La planta de Calzar también sufre los efectos de las políticas económicas: ya abandonaron ese trabajo 92 personas con retiros voluntarios que son una suerte de despidos encubiertos y que -quedó demostrado en los ‘90- en algunos casos son pan para hoy y hambre para mañana.

Sobre ese sector de la economía impactó especialmente el fanatismo importador, que deja a los industriales locales sin posibilidad de competir, aunque algunos empresarios son especialistas en cambiarse de lugar del mostrador y pasar de industriales a importadores sin demasiados enrosques personales, pero con conocidos efectos negativos para los obreros.

Los mil y un ajustes en diversos organismos -Lotería Nacional, Yacimientos de Río Turbio, Fabricaciones Militares, Radio Nacional, el INTI, el INTA y el SENASA con sus ecos en nuestra provincia- derivan lógicamente en descontentos más o menos profundos, y medidas de fuerza de distintos sindicatos, algunos de los cuales confluirán en una gran protesta el próximo 22 de febrero.

En ese marco, el anuncio del supuesto decreto “antinepotismo” es otro producto de márquetin y maquillaje, con la confesa aspiración de mejorar la imagen presidencial, pero con un efecto concreto y real nulo en el presupuesto público, además de ser una normativa de dudosa constitucionalidad.

A veces también resultan irritantes algunas afirmaciones oficiales que echan leña al fuego del conflicto social: la mentira en el ejercicio del poder, el cinismo impactan de lleno -en lo inmediato o un poco después- en una porción de ciudadanos que se sienten no solo esquilmados sino burlados cuando se pretende de modo desvergonzado falsear la realidad: pasó con la inflación del “INDEK” y ocurre hoy cuando el presidente relata en Europa que Argentina es el paraíso del crecimiento y la igualdad.

Lo más peligroso de ese cóctel es que el Gobierno se prepara para confrontar con un hipotético estallido del peor modo.
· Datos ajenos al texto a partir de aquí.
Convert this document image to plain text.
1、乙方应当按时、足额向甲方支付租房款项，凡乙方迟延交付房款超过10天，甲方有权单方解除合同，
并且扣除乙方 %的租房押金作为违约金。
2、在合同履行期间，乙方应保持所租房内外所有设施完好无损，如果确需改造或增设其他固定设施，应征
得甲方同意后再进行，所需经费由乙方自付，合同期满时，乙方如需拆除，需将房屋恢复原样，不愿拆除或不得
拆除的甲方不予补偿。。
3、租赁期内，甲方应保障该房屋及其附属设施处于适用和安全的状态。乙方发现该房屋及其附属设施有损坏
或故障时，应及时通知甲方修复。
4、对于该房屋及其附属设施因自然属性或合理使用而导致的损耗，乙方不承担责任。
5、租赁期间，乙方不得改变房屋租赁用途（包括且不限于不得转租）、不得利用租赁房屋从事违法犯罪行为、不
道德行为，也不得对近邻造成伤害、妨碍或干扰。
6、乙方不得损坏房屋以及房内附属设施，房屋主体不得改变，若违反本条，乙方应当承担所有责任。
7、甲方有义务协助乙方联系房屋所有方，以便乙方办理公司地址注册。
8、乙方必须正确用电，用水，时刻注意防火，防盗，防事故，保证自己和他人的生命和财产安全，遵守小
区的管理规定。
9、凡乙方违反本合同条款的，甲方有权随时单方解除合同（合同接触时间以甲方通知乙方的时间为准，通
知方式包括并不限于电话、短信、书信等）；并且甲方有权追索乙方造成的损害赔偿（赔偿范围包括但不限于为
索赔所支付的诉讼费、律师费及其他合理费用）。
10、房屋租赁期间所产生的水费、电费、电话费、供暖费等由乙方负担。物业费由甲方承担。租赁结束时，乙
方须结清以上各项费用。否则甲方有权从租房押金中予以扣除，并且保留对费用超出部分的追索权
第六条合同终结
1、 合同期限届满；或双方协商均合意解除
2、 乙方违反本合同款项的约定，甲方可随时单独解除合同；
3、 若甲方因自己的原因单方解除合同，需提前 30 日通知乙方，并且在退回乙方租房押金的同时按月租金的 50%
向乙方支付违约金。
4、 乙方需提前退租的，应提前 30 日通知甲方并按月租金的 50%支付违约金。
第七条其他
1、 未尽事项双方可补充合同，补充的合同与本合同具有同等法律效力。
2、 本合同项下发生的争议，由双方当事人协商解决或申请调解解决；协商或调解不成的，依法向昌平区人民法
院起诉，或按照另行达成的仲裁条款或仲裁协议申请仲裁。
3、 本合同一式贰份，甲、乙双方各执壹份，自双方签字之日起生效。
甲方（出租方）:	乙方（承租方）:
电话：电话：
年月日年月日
Es un ejemplo cabal que tan luego al cumplirse 6 meses de la desaparición de Santiago Maldonado, Macri abriera las puertas de la Casa Rosada y felicitara con “orgullo” a un policía cuyo mérito fue matar por la espalda a un joven ladrón que estaba huyendo: una virtual ejecución, una pena de muerte.

El mensaje político de ese sonriente encuentro es tristísimo, pero concuerda muy coherentemente con otras decisiones del mismo Gobierno: un respaldo al gatillo fácil y a la venganza de clase.